Sua marca Renaissance Renaissance preza pelo trabalho artesanal como ferramenta de empoderamento e fortalecimento criativo. Como o luxo se relaciona à identidade local?
É incrivelmente importante para a identidade libanesa. Nossa região é uma das civilizações mais antigas do mundo. O Líbano existe há 7, 5 mil anos (se não me engano) e, ao longo desse tempo, absorvemos muitas culturas, da romana à bizantina e à otomana. Também tivemos muitas pessoas incríveis - como armênios, palestinos, sírios e curdos - que se mudaram para o Líbano ao longo dessas décadas e trouxeram todas as suas habilidades artesanais, culminando em uma mistura incrível e rara de artesanato, cultura e herança.
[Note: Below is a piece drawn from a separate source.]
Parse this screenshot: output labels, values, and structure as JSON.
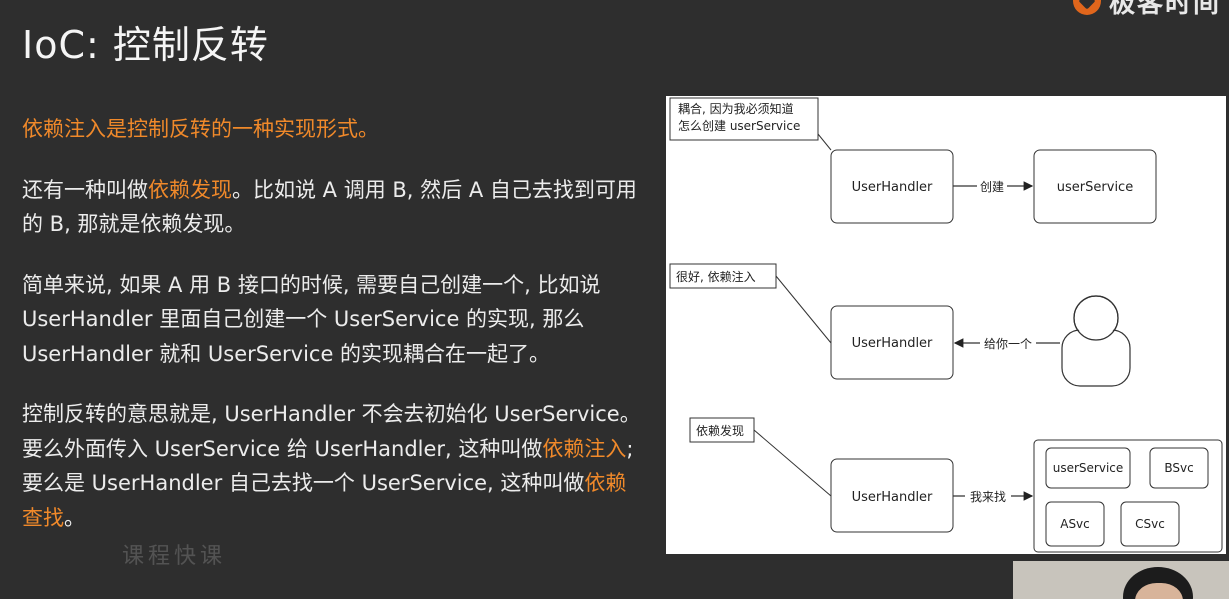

Para você, uma tendência de moda pode se tornar um estilo atemporal?
Acredito que não porque a palavra tendência é o oposto de estilo. Para mim, estilo é sobre ter seu próprio ponto de vista e usar o que você gosta, independentemente do que os outros pensam. Não é sobre quanto dinheiro você tem. É possível ser muito estiloso com apenas algumas peças no armário. O verdadeiro estilo é muito corajoso. E a tendência é sobre usar o que todo mundo está usando para se misturar, e acho uma pena porque há tanta singularidade neste mundo e ela está sendo escondida!
Quais são as suas referências criativas quando falamos em moda do Brasil? Para você, o que mais define o estilo das brasileiras?
Na verdade, eu estava em São Paulo no Verão e, finalmente, pude ver a moda brasileira de perto - embora tenha sido apenas em uma cidade. Sei que há muito mais para ver! Sinto que a moda brasileira é definitivamente muito mais descontraída, divertida e colorida - assim como o incrível e diverso país como o Brasil! Fiquei realmente impressionada com muitos dos designers locais que vi, e como há um estilo tão definido que é diferente de qualquer outro lugar.
Você já vestiu Lady Gaga e a cantora Caroline Polachek. Qual é a brasileira que você gostaria de ver com uma criação sua hoje?
Tenho a sorte de ter conhecido muitas mulheres brasileiras ao longo dos anos, contando com algumas das minhas amigas mais próximas e queridas. Estou tão impressionada com a força das mulheres brasileiras, como elas não têm medo de falar o que pensam e realmente não têm medo. Ao mesmo tempo, elas são tão descontraídas, divertidas e muito brincalhonas com seu estilo. Seria incrível vestir alguém como Fernanda Montenegro e sua filha Fernanda Torres - vestir duas gerações!